The Fed is facing fresh criticism from U.S. President Donald Trump following a two-day conference where the body is anticipated to announce a new decision relating to interest rates.
The U.S. Federal Reserve is expected to leave borrowing costs at the same level as it aims to maintain a ‘patient’ fiscal policy stance amidst robust economic growth.
The economy is on an upward trajectory and unemployment is near historical lows. But that hasn’t hindered President Donald Trump’s assault on the Jerome Powell and the Fed, insisting that the body cut interest rates by an entire percentage to boost American development.
On Tuesday, Trump tweeted that the U.S. economy has “the capacity to go up like a rocket” if the Fed would only sever rates and resume the emergency bond purchasing programs it unveiled after the 2008 financial downturn aiming to relieve long-lasting loan rates and to spur growth and development.
The comments mark the most recent and most pointed turn in Trump’s repeated objection of Fed Chairman Jerome Powell, a system that has diverged with a 25-year tradition of U.S. presidents straying away from statements on Fed policy out of regard for its autonomy.
Trump contrasted the Fed’s moves with China’s economic growth, which he concluded was bolstered by pro-active lending policies. The president has been especially critical of Fed Chairman Jerome Powell and the Fed’s credit tightening policies.
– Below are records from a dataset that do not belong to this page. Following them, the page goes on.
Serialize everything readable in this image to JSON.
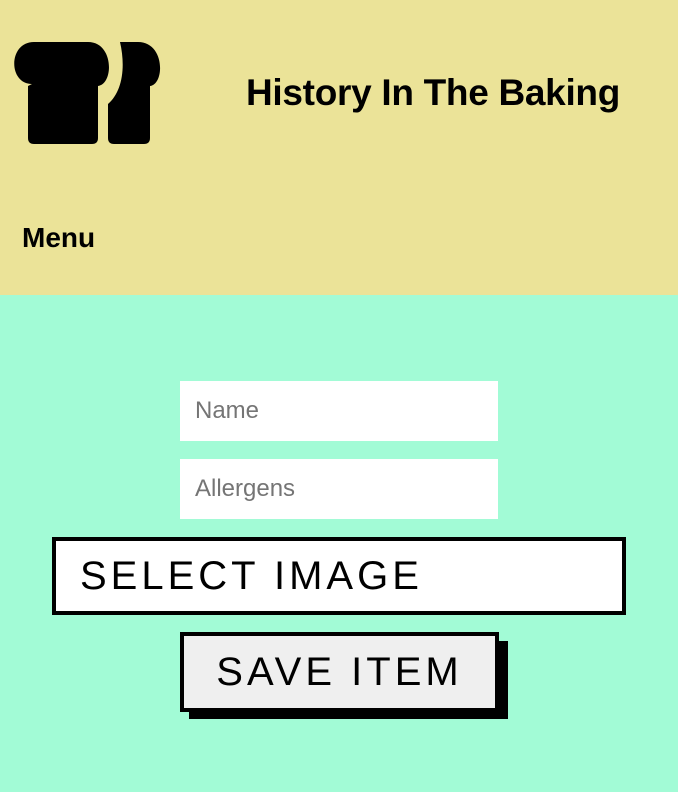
{
  "colors": {
    "header_background": "#ebe398",
    "page_background": "#a2fbd6",
    "accent": "#000000"
  },
  "header": {
    "logo_icon": "bread-loaves-icon",
    "title": "History In The Baking",
    "menu_label": "Menu"
  },
  "form": {
    "name_placeholder": "Name",
    "name_value": "",
    "allergens_placeholder": "Allergens",
    "allergens_value": "",
    "select_image_label": "SELECT IMAGE",
    "save_label": "SAVE ITEM"
  }
}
Trump’s suggestion to cut interest rates by a full percentage point would be significant. The last time the Fed cut rates that much was in December 2008, in the midst of the most significant monetary crisis since the Great Depression. The central bank slashed rates from one percent to zero at the end of 2008. It had never done anything like that prior to the crisis. And, with the economy continuing to grow, the body is certainly not likely to do it again anytime soon.
So what’s the Fed to do?
The Fed will likely repeat a message that has actually reassured consumers and financiers since the start of the year: No rate hikes are on the agenda this year.
The Fed’s low-rate policy is keeping loan expenses down, serving to enhance stock markets and help support an economy that’s growing steadily. And with inflation remaining subdued, the Fed is viewed as able to remain on the sidelines at least throughout 2019.
Economic experts overwhelmingly anticipate no significant change in its rate policy.
Ahead of the Fed ruling, futures markets were predicting reasonable gains in U.S. stock exchanges on Wednesday morning. Dow futures and the more comprehensive S&P 500 futures are both up 0.3%.
The U.S. stock market has been riding high this year, even breaking records, after mounting a massive resurgence from an abrupt drop at the end of 2018. Investors have been cheered by evidence that the global economy is back on track.
U.S. markets are expected to open in the green today, while the dollar continues to slip.